Il était constructeur de mur de pierres, ces très beaux murs qui chez nous se font sans ciment. Il buvait et fumait beaucoup. Le bout de ses doigts est tout jaunes. Il a abandonné ma mère très tôt pour aller vivre avec une autre femme dans le village mais ne voulait pas divorcer. Alors on a aidé ma mère, mes frères et sœurs et moi. J’étais soulagée qu’il parte, vous savez, les avants bras de ma maman étaient couverts de cicatrices.

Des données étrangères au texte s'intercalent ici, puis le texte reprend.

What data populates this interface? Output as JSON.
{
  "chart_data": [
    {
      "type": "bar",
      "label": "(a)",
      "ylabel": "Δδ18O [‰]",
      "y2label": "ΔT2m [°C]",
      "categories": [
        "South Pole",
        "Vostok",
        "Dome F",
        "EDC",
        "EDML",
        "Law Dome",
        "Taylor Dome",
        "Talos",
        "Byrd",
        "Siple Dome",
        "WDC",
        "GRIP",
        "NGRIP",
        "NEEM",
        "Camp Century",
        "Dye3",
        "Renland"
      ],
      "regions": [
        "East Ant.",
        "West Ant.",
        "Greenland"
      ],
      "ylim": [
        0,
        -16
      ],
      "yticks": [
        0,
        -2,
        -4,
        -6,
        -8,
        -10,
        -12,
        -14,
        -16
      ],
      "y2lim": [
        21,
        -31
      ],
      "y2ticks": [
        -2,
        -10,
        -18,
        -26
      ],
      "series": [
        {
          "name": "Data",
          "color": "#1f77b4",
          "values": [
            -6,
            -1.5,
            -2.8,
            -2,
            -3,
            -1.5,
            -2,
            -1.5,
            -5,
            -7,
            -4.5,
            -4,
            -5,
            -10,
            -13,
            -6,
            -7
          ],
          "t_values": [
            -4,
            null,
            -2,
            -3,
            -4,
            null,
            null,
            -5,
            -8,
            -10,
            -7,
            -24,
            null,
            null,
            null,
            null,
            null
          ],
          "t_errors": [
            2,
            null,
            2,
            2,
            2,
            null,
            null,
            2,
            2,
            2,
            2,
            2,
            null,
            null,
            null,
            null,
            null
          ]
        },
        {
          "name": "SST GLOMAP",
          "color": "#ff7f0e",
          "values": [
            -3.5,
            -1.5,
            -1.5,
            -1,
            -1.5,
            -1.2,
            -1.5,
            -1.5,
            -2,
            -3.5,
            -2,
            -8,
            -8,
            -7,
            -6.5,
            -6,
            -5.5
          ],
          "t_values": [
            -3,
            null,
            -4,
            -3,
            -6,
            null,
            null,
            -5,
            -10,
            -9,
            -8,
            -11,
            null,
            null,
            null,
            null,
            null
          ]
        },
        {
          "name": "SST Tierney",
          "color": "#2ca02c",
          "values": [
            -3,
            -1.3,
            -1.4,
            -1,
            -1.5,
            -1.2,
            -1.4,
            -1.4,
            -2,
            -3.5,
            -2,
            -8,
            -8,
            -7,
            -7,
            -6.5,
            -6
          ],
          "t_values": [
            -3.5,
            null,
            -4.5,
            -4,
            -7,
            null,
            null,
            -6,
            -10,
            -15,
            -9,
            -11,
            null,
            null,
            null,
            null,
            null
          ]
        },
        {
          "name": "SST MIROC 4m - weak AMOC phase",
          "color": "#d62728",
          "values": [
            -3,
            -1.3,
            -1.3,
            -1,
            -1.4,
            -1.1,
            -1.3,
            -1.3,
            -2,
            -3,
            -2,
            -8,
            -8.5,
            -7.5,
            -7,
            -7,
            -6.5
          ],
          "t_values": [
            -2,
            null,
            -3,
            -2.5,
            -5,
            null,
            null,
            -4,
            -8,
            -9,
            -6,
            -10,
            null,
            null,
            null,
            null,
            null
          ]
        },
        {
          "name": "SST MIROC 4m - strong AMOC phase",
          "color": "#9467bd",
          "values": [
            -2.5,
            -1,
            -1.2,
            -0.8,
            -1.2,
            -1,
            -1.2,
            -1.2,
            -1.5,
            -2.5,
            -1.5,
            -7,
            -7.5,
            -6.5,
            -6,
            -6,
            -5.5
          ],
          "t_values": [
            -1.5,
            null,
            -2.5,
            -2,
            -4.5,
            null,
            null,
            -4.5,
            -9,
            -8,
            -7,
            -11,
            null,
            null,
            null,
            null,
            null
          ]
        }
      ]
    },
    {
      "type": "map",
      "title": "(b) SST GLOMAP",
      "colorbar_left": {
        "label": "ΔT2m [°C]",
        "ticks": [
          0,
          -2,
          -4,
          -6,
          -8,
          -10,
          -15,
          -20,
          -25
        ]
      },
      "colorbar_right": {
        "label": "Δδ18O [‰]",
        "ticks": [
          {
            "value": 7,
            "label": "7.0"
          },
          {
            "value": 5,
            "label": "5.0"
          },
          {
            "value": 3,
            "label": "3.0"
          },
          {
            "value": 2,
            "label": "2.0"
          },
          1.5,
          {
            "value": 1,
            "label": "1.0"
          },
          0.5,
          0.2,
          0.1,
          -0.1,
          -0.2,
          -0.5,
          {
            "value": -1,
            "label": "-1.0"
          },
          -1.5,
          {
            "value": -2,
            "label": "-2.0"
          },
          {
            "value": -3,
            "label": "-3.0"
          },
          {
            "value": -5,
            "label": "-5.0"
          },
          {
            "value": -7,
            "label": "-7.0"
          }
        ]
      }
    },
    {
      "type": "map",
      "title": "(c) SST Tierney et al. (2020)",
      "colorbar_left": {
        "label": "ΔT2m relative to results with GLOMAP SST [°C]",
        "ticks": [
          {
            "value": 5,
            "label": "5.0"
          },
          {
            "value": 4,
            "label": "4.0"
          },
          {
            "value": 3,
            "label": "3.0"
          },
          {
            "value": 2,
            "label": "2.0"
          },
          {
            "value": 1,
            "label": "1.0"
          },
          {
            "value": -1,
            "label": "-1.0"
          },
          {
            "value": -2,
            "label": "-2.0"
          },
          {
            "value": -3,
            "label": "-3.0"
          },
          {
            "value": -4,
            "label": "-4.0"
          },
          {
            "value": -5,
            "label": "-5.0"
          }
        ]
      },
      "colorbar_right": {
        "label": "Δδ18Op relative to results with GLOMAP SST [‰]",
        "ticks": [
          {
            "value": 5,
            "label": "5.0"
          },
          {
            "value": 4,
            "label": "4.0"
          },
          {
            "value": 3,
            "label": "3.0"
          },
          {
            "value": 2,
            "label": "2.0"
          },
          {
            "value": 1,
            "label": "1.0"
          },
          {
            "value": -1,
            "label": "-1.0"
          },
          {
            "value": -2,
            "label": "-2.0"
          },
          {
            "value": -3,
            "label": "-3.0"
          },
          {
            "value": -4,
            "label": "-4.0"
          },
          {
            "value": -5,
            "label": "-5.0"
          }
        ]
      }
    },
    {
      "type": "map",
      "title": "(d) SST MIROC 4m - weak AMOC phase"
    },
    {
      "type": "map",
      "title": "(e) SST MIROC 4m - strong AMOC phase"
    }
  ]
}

Quand il était très fâché il lui donnait des coups de couteau.
J’ai ensuite travaillé dans une famille près de mon village où je devais m’occuper d’un jeune garçon handicapé. Je gagnais environ100 euros par mois et avais le dimanche après-midi de congé. Ça a été dur mais un jour j’ai appris qu’une famille portugaise installée en Suisse cherchait quelqu’un pour le ménage et c’est comme ça je suis partie. Mais là aussi c’était difficile. Mon salaire était de 300 francs et ces gens, qui pourtant venaient de près de chez moi, étaient très sévères. Mais plus tard, j’ai rencontré des personnes qui m’ont beaucoup aidée….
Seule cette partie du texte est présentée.